Discussion and Decision-Making

Both genetic predisposition and the patient’s medication were considered when evaluating the reported ADRs observed during TAM treatment. We will start with the description of our considerations for TAM, as we assumed the ADRs to be linked to the treatment with the selective estrogen receptor modulator, even though we are aware that the pathophysiology of hot flushes especially in breast cancer survivors is not fully understood.13 Based on our knowledge on TAM metabolism and its function as selective estrogen receptor modulator, we expected a CYP2D6 UM status leading to an excess of END, thereby resulting in the reported ADRs. However, the pharmacogenetic profile showed that the patient had the star alleles *6 (no function) and *41 (decreased function) of the CYP2D6 enzyme resulting in the phenotype of an IM. Moreover, the testing revealed the patient’s CYP2C19 UM status with the star alleles *1 (wildtype) and *17 (increased function), and a CYP2C9 IM status with the star alleles *1 (wildtype) and *2 (decreased function).
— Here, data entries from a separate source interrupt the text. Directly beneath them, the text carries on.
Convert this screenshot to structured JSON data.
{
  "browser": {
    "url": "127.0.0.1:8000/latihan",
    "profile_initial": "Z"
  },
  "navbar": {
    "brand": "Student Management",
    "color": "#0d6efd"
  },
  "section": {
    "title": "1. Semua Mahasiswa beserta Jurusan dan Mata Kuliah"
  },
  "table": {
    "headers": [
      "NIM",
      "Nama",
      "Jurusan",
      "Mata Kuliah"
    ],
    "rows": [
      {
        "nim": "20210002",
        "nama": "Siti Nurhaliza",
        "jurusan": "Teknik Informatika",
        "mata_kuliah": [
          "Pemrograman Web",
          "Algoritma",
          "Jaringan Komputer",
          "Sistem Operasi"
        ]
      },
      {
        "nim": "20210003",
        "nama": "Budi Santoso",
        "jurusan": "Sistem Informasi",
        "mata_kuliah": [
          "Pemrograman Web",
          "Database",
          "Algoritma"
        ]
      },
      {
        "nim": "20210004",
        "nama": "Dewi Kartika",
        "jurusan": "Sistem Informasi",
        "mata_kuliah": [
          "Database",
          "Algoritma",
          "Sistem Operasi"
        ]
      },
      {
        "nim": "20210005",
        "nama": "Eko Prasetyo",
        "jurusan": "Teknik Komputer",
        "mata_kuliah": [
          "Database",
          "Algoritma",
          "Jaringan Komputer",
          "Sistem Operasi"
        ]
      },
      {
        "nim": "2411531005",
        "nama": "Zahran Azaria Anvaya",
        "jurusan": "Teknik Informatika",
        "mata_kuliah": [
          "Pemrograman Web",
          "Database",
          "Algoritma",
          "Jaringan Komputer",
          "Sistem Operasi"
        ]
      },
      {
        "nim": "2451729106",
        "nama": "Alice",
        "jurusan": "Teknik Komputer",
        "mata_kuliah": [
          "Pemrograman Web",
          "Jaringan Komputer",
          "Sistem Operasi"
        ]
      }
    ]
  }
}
If PGx data for a patient are available, one should be able to consult the official drug label or the guidelines by the respective medical expert panel for information on the handling of a drug. For TAM, Swiss drug labels ( does not recommend CYP2D6 testing, but simply states, that in published studies, the simultaneous use of CYP2D6 inhibitors reduced plasma concentrations of the active metabolite endoxifen, which may be associated with a loss of efficacy (see ‘Interactions’). According to a published study, the loss of efficacy of TAM in combination with treatment with SSRI paroxetine increased mortality. TAM should therefore not be administered together with CYP2D6 inhibitors (eg SSRI antidepressants such as paroxetine or fluoxetine, cinacalcet, quinidine). Reduced endoxifen concentrations and thus reduced efficacy can also be expected in so-called poor metabolizers for CYP2D6 (see ‘Pharmacokinetics’ and ‘Properties/Effects’).14 This information is similar to the drug label issued by the FDA and Health Canada.15 Finally, the National Comprehensive Cancer Network (NCCN) Breast Cancer Panel does not recommend CYP2D6 genotyping.16 Accordingly, these sources did not provide the information we were looking for.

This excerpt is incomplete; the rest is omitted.